A Molecular system: Left panel shows the full DNA gyrase system used for calculation; right panel provides a close-up of the binding site region. The three known binding sites are highlighted: FQ site (green), non-catalytic (NC) site (blue), and allosteric site (pink). The gyrase is displayed as a gray molecular surface and DNA is shown in orange. B AF3 clustering: AF3 successfully separates FQs (green), NC-site binders or NBTIs (blue), and allosteric inhibitors (pink) from unrelated compounds (orange and gray) based on pose convergence and proximity to the FQ site. Similar results were obtained with Boltz-1 (Table S3). C Boltz-2 clustering: In contrast, Boltz-2 fails to achieve this separation, clustering all binders near the FQ site.

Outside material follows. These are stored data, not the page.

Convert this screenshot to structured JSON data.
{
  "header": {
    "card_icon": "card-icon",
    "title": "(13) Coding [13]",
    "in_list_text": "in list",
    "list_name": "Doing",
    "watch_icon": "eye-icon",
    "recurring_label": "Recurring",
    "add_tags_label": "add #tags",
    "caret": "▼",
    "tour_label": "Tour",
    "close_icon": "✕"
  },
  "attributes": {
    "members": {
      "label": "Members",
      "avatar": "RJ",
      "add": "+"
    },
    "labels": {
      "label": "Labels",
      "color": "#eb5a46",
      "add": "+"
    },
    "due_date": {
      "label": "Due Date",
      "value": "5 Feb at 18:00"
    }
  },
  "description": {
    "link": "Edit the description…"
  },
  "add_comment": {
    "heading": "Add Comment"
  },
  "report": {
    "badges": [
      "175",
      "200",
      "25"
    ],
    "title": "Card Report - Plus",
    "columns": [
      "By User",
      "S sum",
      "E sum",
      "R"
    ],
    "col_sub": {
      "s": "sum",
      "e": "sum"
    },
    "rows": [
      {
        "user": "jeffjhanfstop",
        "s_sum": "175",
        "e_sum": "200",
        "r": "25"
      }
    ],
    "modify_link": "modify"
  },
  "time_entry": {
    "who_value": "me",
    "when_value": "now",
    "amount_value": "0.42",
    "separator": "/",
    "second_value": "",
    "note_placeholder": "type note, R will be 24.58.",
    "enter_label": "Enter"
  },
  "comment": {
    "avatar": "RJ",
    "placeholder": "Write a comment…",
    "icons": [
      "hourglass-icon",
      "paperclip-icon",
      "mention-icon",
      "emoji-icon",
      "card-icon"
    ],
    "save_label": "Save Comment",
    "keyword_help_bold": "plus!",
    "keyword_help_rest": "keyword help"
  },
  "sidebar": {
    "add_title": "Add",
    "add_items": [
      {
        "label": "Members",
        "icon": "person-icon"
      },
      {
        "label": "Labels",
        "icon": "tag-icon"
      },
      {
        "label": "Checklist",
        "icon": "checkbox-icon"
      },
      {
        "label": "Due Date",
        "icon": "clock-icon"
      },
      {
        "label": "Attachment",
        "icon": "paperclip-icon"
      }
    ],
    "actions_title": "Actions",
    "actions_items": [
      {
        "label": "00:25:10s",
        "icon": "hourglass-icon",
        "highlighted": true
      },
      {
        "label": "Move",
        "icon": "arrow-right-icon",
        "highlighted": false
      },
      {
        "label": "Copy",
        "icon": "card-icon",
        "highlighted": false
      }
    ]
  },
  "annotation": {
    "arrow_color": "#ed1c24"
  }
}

DF Docking poses generated by AF3: Close-up views for FQs (D), NBTIs (E), and allosteric inhibitors (F). DF also presents a chart comparing AF3 pose convergence—defined as the percentage of true inhibitors and other ligands with pose convergence < 2.0 Å and a distance from the reference binding site < 5.0 Å—with Boltz-2 binding likelihood predictions, expressed as the percentage of inhibitors with a predicted binding likelihood > 0.5. A selected set of docked compounds is shown, including zoliflodacin (ZLF), trovafloxacin (TVF), AMK32b (ID8), gepotidacin (GPT), and thiophene 1 inhibitor (TH1). Each 3D image shows five representative AF3-predicted docking poses (i.e., the highest ipTM-scoring model for each seed) alongside the center of-mass of the reference FQ, MFX (gray sphere), superimposed on the reference crystal structure (PDB ID: 5BS8). Carbon atoms are color-coded as in (B), while oxygen and nitrogen atoms are shown in red and dark blue, respectively. The Mg2+ ions are represented as green spheres, the protein as a gray ribbon, and the DNA as an orange phosphate backbone with green–blue base sticks. Both the protein and DNA are shown in transparency. Protein visualizations were generated using PyMOL (The PyMOL Molecular Graphics System, Version 3.0, Schrödinger, LLC).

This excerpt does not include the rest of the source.